Per i cristiani, inoltre, è «doveroso anche insistere sul fatto che il mezzo deve essere sempre in armonia con il fine». Gesù, infatti, «ha parlato della povertà vivendo poveramente, ha parlato della dignità dell’amore umano vivendo castamente, ha parlato della misericordia del Padre avendo misericordia di tutti, anche dei suoi nemici». In questo senso, non si può sperare di «promuovere la pace sociale con la violenza, non si può superare l’ingiustizia commettendo ingiustizie e crimini ancor più gravi di quelli che si vuole denunciare». I credenti, allora, devono sempre esortare «tutte le persone di buona volontà a unire i loro sforzi per costruire insieme qualcosa che rimanga come bene duraturo per tutti, fuggendo dalla tentazione di distruggere irrazionalmente ciò che esiste e di dare sfogo cieco alla propria rabbia e frustrazione». Occorre una «cultura del rispetto, un senso di fratellanza universale, condizioni di vita degne, leggi giuste», perché questi sono «beni che restano». Al contrario, «parole e gesti offensivi di disprezzo, saccheggi e violenze non portano a niente di buono per il futuro». Per questo i cristiani non devono nascondersi e avere timore; al contrario, «proprio in questi delicati momenti di tensione sociale — ha esortato il cardinale Farrell — dobbiamo essere presenti per indirizzare al bene vero e duraturo il giusto desiderio di uguaglianza, di rispetto e di giustizia che è presente nel cuore di tanti uomini e donne».
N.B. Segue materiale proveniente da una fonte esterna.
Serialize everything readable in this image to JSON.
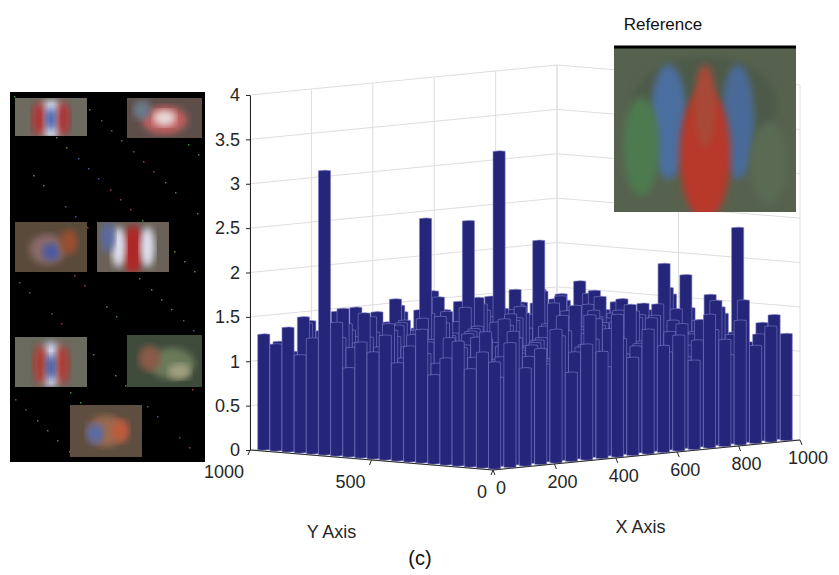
{
  "chart_data": {
    "type": "bar3d",
    "caption": "(c)",
    "inset_title": "Reference",
    "x_label": "X Axis",
    "y_label": "Y Axis",
    "x": [
      25,
      75,
      125,
      175,
      225,
      275,
      325,
      375,
      425,
      475,
      525,
      575,
      625,
      675,
      725,
      775,
      825,
      875,
      925,
      975
    ],
    "y": [
      25,
      75,
      125,
      175,
      225,
      275,
      325,
      375,
      425,
      475,
      525,
      575,
      625,
      675,
      725,
      775,
      825,
      875,
      925,
      975
    ],
    "values": [
      [
        1.2,
        1.4,
        1.1,
        1.3,
        1.5,
        1.0,
        1.3,
        1.2,
        1.6,
        1.1,
        1.4,
        1.2,
        1.3,
        1.0,
        1.5,
        1.2,
        1.4,
        1.1,
        1.3,
        1.2
      ],
      [
        1.3,
        1.0,
        1.5,
        1.2,
        1.1,
        1.4,
        1.2,
        1.6,
        1.0,
        1.3,
        1.2,
        1.5,
        1.1,
        1.4,
        1.2,
        1.3,
        1.0,
        1.6,
        1.2,
        1.4
      ],
      [
        1.1,
        1.5,
        1.2,
        1.4,
        1.3,
        1.1,
        1.6,
        1.0,
        1.3,
        1.4,
        1.1,
        1.2,
        1.5,
        1.3,
        1.0,
        1.4,
        1.6,
        1.2,
        1.1,
        1.3
      ],
      [
        1.4,
        1.2,
        1.0,
        1.6,
        1.2,
        1.3,
        1.1,
        1.4,
        1.2,
        1.5,
        1.3,
        1.0,
        1.2,
        1.6,
        1.4,
        1.1,
        1.3,
        1.5,
        1.2,
        1.0
      ],
      [
        1.2,
        1.3,
        1.4,
        1.1,
        1.5,
        1.2,
        1.3,
        1.7,
        1.1,
        1.2,
        1.4,
        1.3,
        1.6,
        1.1,
        1.2,
        1.5,
        1.2,
        1.3,
        1.4,
        2.35
      ],
      [
        1.0,
        1.4,
        1.3,
        1.2,
        1.1,
        1.6,
        1.2,
        1.3,
        1.5,
        1.0,
        1.3,
        1.4,
        1.2,
        1.5,
        1.1,
        2.0,
        1.3,
        1.2,
        1.6,
        1.1
      ],
      [
        1.5,
        1.1,
        1.2,
        1.4,
        1.3,
        1.0,
        1.5,
        1.2,
        1.4,
        1.3,
        1.6,
        1.1,
        1.3,
        1.2,
        1.4,
        1.2,
        1.7,
        1.1,
        1.3,
        1.5
      ],
      [
        1.3,
        1.2,
        1.6,
        1.0,
        1.4,
        1.3,
        1.2,
        1.5,
        1.1,
        1.4,
        1.2,
        1.3,
        1.5,
        1.0,
        1.3,
        1.4,
        1.2,
        1.6,
        1.8,
        1.2
      ],
      [
        1.1,
        1.4,
        1.3,
        1.5,
        1.2,
        1.4,
        1.0,
        1.3,
        1.6,
        1.2,
        1.1,
        1.5,
        1.3,
        1.4,
        1.2,
        1.0,
        1.5,
        1.3,
        1.2,
        1.4
      ],
      [
        1.4,
        1.0,
        1.2,
        1.3,
        1.6,
        1.1,
        1.4,
        1.2,
        1.3,
        1.5,
        2.3,
        1.2,
        1.4,
        1.1,
        1.6,
        1.3,
        1.2,
        1.4,
        1.0,
        1.3
      ],
      [
        1.2,
        1.5,
        1.1,
        1.4,
        1.2,
        1.3,
        1.6,
        1.0,
        1.4,
        1.2,
        1.3,
        1.7,
        1.1,
        1.3,
        1.5,
        1.2,
        1.4,
        1.1,
        1.3,
        1.5
      ],
      [
        1.3,
        1.1,
        1.4,
        1.2,
        1.5,
        1.0,
        1.3,
        2.55,
        1.2,
        3.3,
        1.4,
        1.1,
        1.3,
        1.6,
        1.2,
        1.4,
        1.3,
        1.5,
        1.1,
        1.2
      ],
      [
        1.0,
        1.6,
        1.2,
        1.3,
        1.1,
        2.6,
        1.2,
        1.4,
        1.3,
        1.1,
        1.5,
        1.2,
        1.4,
        1.2,
        1.3,
        1.1,
        1.6,
        1.2,
        1.4,
        1.3
      ],
      [
        1.5,
        1.2,
        1.3,
        1.1,
        1.4,
        1.2,
        1.5,
        1.1,
        1.6,
        1.3,
        1.2,
        1.4,
        1.0,
        1.5,
        1.3,
        1.2,
        1.1,
        1.4,
        1.3,
        1.2
      ],
      [
        3.2,
        1.3,
        1.1,
        1.5,
        1.2,
        1.4,
        1.0,
        1.3,
        1.2,
        1.4,
        1.6,
        1.1,
        1.3,
        1.2,
        1.4,
        1.5,
        1.2,
        1.3,
        1.1,
        1.4
      ],
      [
        1.3,
        1.4,
        1.6,
        1.2,
        1.3,
        1.1,
        1.4,
        1.5,
        1.2,
        1.0,
        1.3,
        1.5,
        1.2,
        1.4,
        1.1,
        1.3,
        1.4,
        1.2,
        1.5,
        1.3
      ],
      [
        1.1,
        1.2,
        1.3,
        1.4,
        1.0,
        1.5,
        1.3,
        1.2,
        1.4,
        1.6,
        1.2,
        1.3,
        1.4,
        1.1,
        1.6,
        1.2,
        1.3,
        1.5,
        1.2,
        1.1
      ],
      [
        1.4,
        1.5,
        1.2,
        1.0,
        1.3,
        1.4,
        1.2,
        1.6,
        1.1,
        1.3,
        1.4,
        1.2,
        1.5,
        1.3,
        1.2,
        1.4,
        1.0,
        1.3,
        1.4,
        1.6
      ],
      [
        1.2,
        1.1,
        1.4,
        1.3,
        1.5,
        1.2,
        1.1,
        1.3,
        1.5,
        1.2,
        1.0,
        1.4,
        1.3,
        1.2,
        1.5,
        1.1,
        1.4,
        1.2,
        1.3,
        1.2
      ],
      [
        1.3,
        1.2,
        1.0,
        1.4,
        1.2,
        1.3,
        1.5,
        1.1,
        1.3,
        1.4,
        1.2,
        1.6,
        1.1,
        1.3,
        1.2,
        1.4,
        1.3,
        1.1,
        1.5,
        1.3
      ]
    ],
    "xlim": [
      0,
      1000
    ],
    "xticks": [
      0,
      200,
      400,
      600,
      800,
      1000
    ],
    "ylim": [
      0,
      1000
    ],
    "yticks": [
      0,
      500,
      1000
    ],
    "zlim": [
      0,
      4
    ],
    "zticks": [
      0,
      0.5,
      1,
      1.5,
      2,
      2.5,
      3,
      3.5,
      4
    ],
    "grid": true,
    "color": "#25257a"
  }
}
Il porporato ha poi voluto ribadire quanto detto da Papa Francesco all’udienza di mercoledì 3 giugno: «non possiamo tollerare né chiudere gli occhi su qualsiasi tipo di razzismo o di esclusione e pretendere di difendere la sacralità di ogni vita umana. Nello stesso tempo dobbiamo riconoscere che la violenza delle ultime notti è autodistruttiva e autolesionista. Nulla si guadagna con la violenza e tanto si perde». La Chiesa, ha concluso, quando «fa risuonare le parole del Vangelo, vuole essere fedele a Gesù», non vuole schierarsi «con una parte o con una categoria contro un’altra», non vuole «fare propaganda politica né fare proseliti per sé», ma vuole semplicemente «aiutare la società a promuovere il bene comune e a creare legami di autentica fratellanza fra gli uomini». In conclusione, il porporato ha chiesto al Signore di guardare «a tutte le vittime innocenti morte per le ingiustizie e le discriminazioni razziali», auspicando che «il loro sangue versato aiuti la nostra amata nazione a costruire una società veramente pacificata e fraterna».